L’AMF a précisé en février ses attentes concernant les obligations de transparence en matière de finance durable, voulues par le règlement SFDR (Sustainable Finance Disclosure). Quel est votre objectif ?
Nous avons publié un « position paper » pour faire avancer le débat au niveau européen. SFDR est un régime de pure transparence, sans définition de ce qu’est un investissement durable, et sans fixer de critères ou d’exigences minimales. Cela a pu donner lieu à des malentendus. Les investisseurs ont cru que les fonds article 8 et article 9 équivalaient à des labels de durabilité mais le problème de la définition de la durabilité demeure. L’idée est que la Commission européenne fasse des propositions sur le niveau 1 de SFDR pour préciser certains éléments objectifs. Cela risque de prendre encore deux ou trois ans, mais nous espérons des propositions avant la fin de la mandature de l’actuelle Commission dans l’idéal.

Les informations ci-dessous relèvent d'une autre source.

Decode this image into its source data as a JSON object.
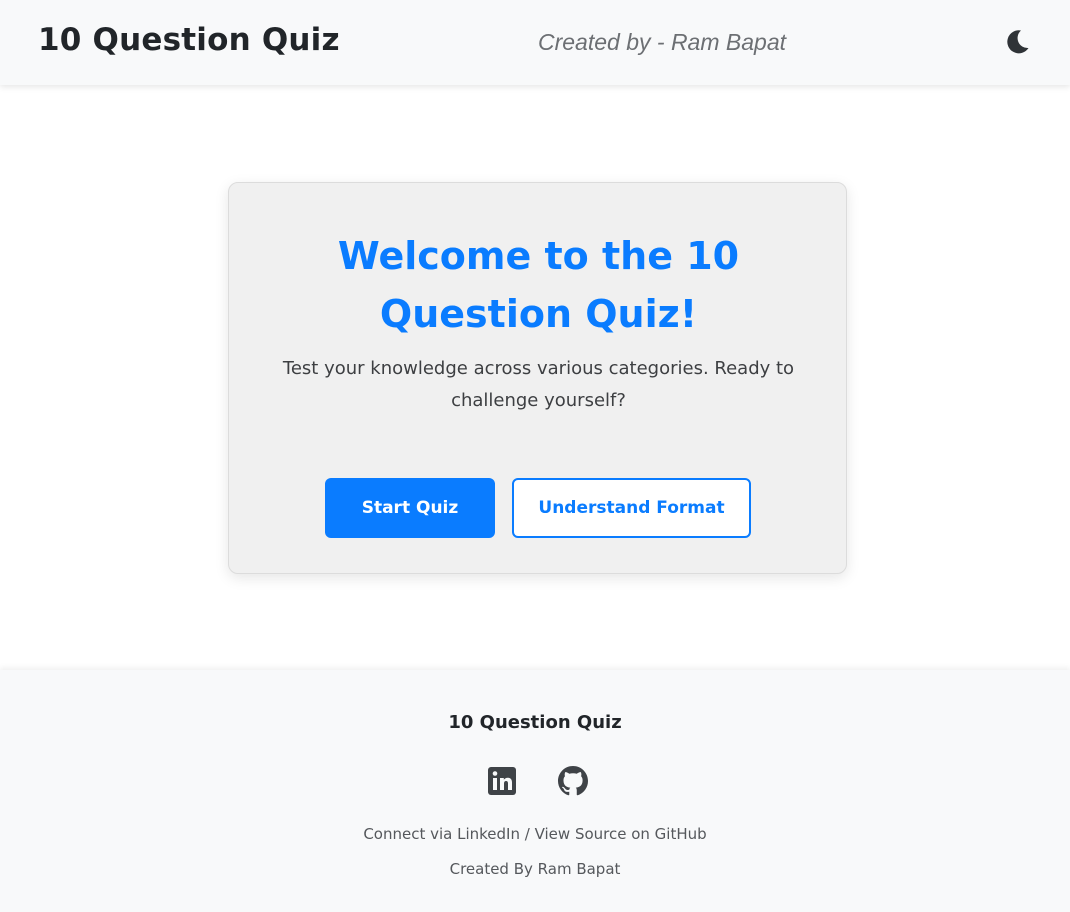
{
  "header": {
    "brand": "10 Question Quiz",
    "creator": "Created by - Ram Bapat",
    "theme_toggle_icon": "moon-icon"
  },
  "welcome_card": {
    "title": "Welcome to the 10 Question Quiz!",
    "description": "Test your knowledge across various categories. Ready to challenge yourself?",
    "start_button": "Start Quiz",
    "format_button": "Understand Format"
  },
  "footer": {
    "title": "10 Question Quiz",
    "icons": [
      "linkedin-icon",
      "github-icon"
    ],
    "linkedin_link": "Connect via LinkedIn",
    "separator": " / ",
    "github_link": "View Source on GitHub",
    "credit": "Created By Ram Bapat"
  },
  "colors": {
    "accent": "#0a7cff",
    "navbar_bg": "#f8f9fa",
    "card_bg": "#f0f0f0"
  }
}
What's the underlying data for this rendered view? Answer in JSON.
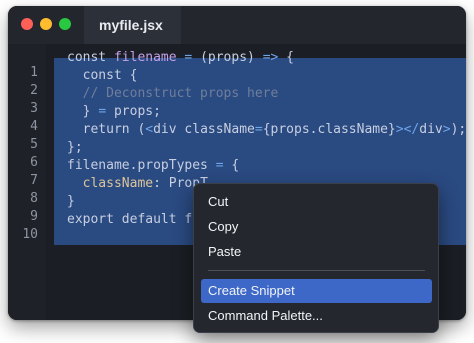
{
  "window": {
    "tab_title": "myfile.jsx"
  },
  "editor": {
    "line_numbers": [
      "1",
      "2",
      "3",
      "4",
      "5",
      "6",
      "7",
      "8",
      "9",
      "10"
    ],
    "lines": [
      [
        {
          "t": "const ",
          "c": "kw"
        },
        {
          "t": "filename",
          "c": "var"
        },
        {
          "t": " = ",
          "c": "op"
        },
        {
          "t": "(props) ",
          "c": "kw"
        },
        {
          "t": "=>",
          "c": "op"
        },
        {
          "t": " {",
          "c": "kw"
        }
      ],
      [
        {
          "t": "  const {",
          "c": "kw"
        }
      ],
      [
        {
          "t": "  // Deconstruct props here",
          "c": "cm"
        }
      ],
      [
        {
          "t": "  } ",
          "c": "kw"
        },
        {
          "t": "=",
          "c": "op"
        },
        {
          "t": " props;",
          "c": "kw"
        }
      ],
      [
        {
          "t": "  return (",
          "c": "kw"
        },
        {
          "t": "<",
          "c": "op"
        },
        {
          "t": "div ",
          "c": "kw"
        },
        {
          "t": "className",
          "c": "kw"
        },
        {
          "t": "=",
          "c": "op"
        },
        {
          "t": "{props.className}",
          "c": "kw"
        },
        {
          "t": "></",
          "c": "op"
        },
        {
          "t": "div",
          "c": "kw"
        },
        {
          "t": ">",
          "c": "op"
        },
        {
          "t": ");",
          "c": "kw"
        }
      ],
      [
        {
          "t": "};",
          "c": "kw"
        }
      ],
      [
        {
          "t": "filename.propTypes ",
          "c": "kw"
        },
        {
          "t": "=",
          "c": "op"
        },
        {
          "t": " {",
          "c": "kw"
        }
      ],
      [
        {
          "t": "  ",
          "c": "kw"
        },
        {
          "t": "className",
          "c": "at"
        },
        {
          "t": ": PropT",
          "c": "kw"
        }
      ],
      [
        {
          "t": "}",
          "c": "kw"
        }
      ],
      [
        {
          "t": "export default fi",
          "c": "kw"
        }
      ]
    ]
  },
  "context_menu": {
    "items": [
      "Cut",
      "Copy",
      "Paste",
      "Create Snippet",
      "Command Palette..."
    ],
    "active_item": "Create Snippet"
  }
}
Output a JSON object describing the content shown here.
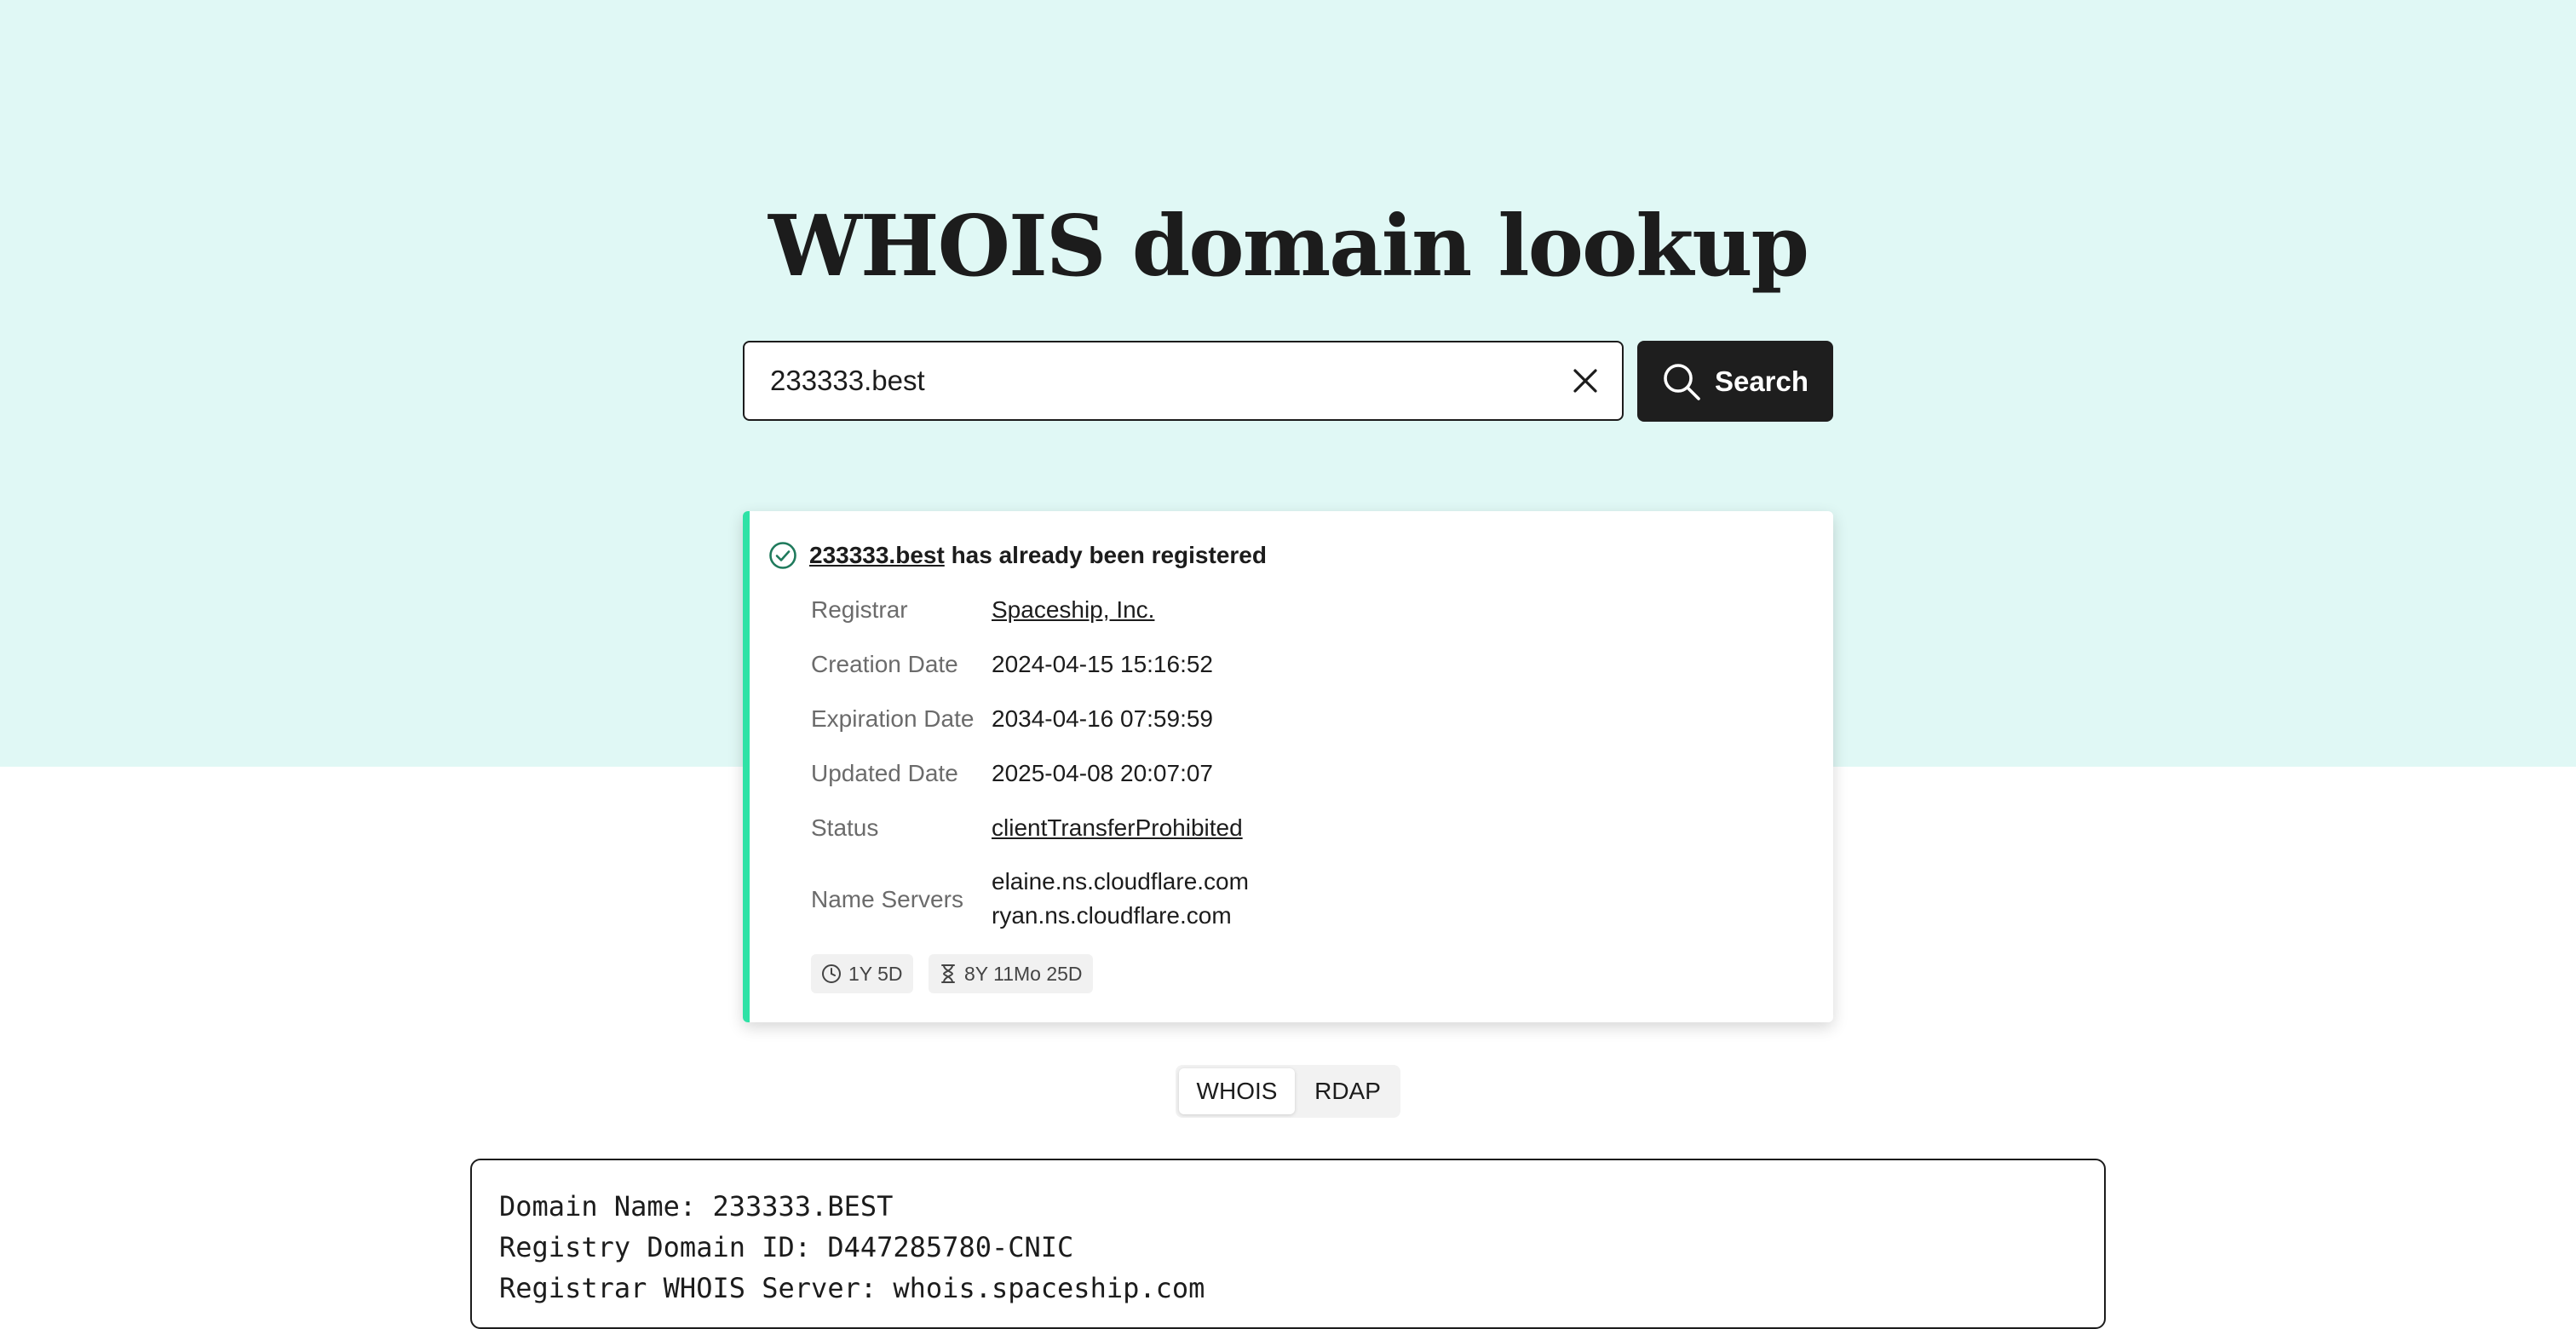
{
  "page": {
    "title": "WHOIS domain lookup"
  },
  "search": {
    "value": "233333.best",
    "button_label": "Search"
  },
  "result": {
    "domain": "233333.best",
    "status_message": "has already been registered",
    "details": [
      {
        "label": "Registrar",
        "value": "Spaceship, Inc."
      },
      {
        "label": "Creation Date",
        "value": "2024-04-15 15:16:52"
      },
      {
        "label": "Expiration Date",
        "value": "2034-04-16 07:59:59"
      },
      {
        "label": "Updated Date",
        "value": "2025-04-08 20:07:07"
      },
      {
        "label": "Status",
        "value": "clientTransferProhibited"
      },
      {
        "label": "Name Servers",
        "values": [
          "elaine.ns.cloudflare.com",
          "ryan.ns.cloudflare.com"
        ]
      }
    ],
    "badges": {
      "age": "1Y 5D",
      "remaining": "8Y 11Mo 25D"
    }
  },
  "tabs": [
    {
      "label": "WHOIS",
      "active": true
    },
    {
      "label": "RDAP",
      "active": false
    }
  ],
  "raw_whois": [
    "Domain Name: 233333.BEST",
    "Registry Domain ID: D447285780-CNIC",
    "Registrar WHOIS Server: whois.spaceship.com"
  ],
  "colors": {
    "hero_background": "#e0f8f5",
    "accent": "#2fe2a6",
    "button": "#1e1e1e",
    "success_icon": "#1f7a5c"
  }
}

Mais pourquoi aucun élément social ou de gouvernance n’est-il intégré alors que SFDR traite de l’ESG dans son ensemble ?
L’idée n’est pas de dire que l’environnement est plus important que le social ou la gouvernance. Nous avons simplement constaté qu’il y a une forte demande des investisseurs pour des investissements qui, a minima, ne dégradent pas davantage l’environnement, ou qui y contribuent positivement. Dans le cadre de notre devoir de protection de l’investisseur, nous devons encadrer ces sujets. Nous disposons aussi d’un peu plus de bases techniques, comme la taxonomie européenne, qui existe dans le domaine de l’environnement mais pas dans le social. Mais cela ne veut pas dire qu’il ne faut pas se saisir des autres sujets et travailler dessus.
Depuis le 1er janvier, les investisseurs ont accès à un nouveau document d’information clé, le DIC, dans le cadre de la directive Priips sur la protection des épargnants. Comprenez-vous les critiques qu’il suscite ?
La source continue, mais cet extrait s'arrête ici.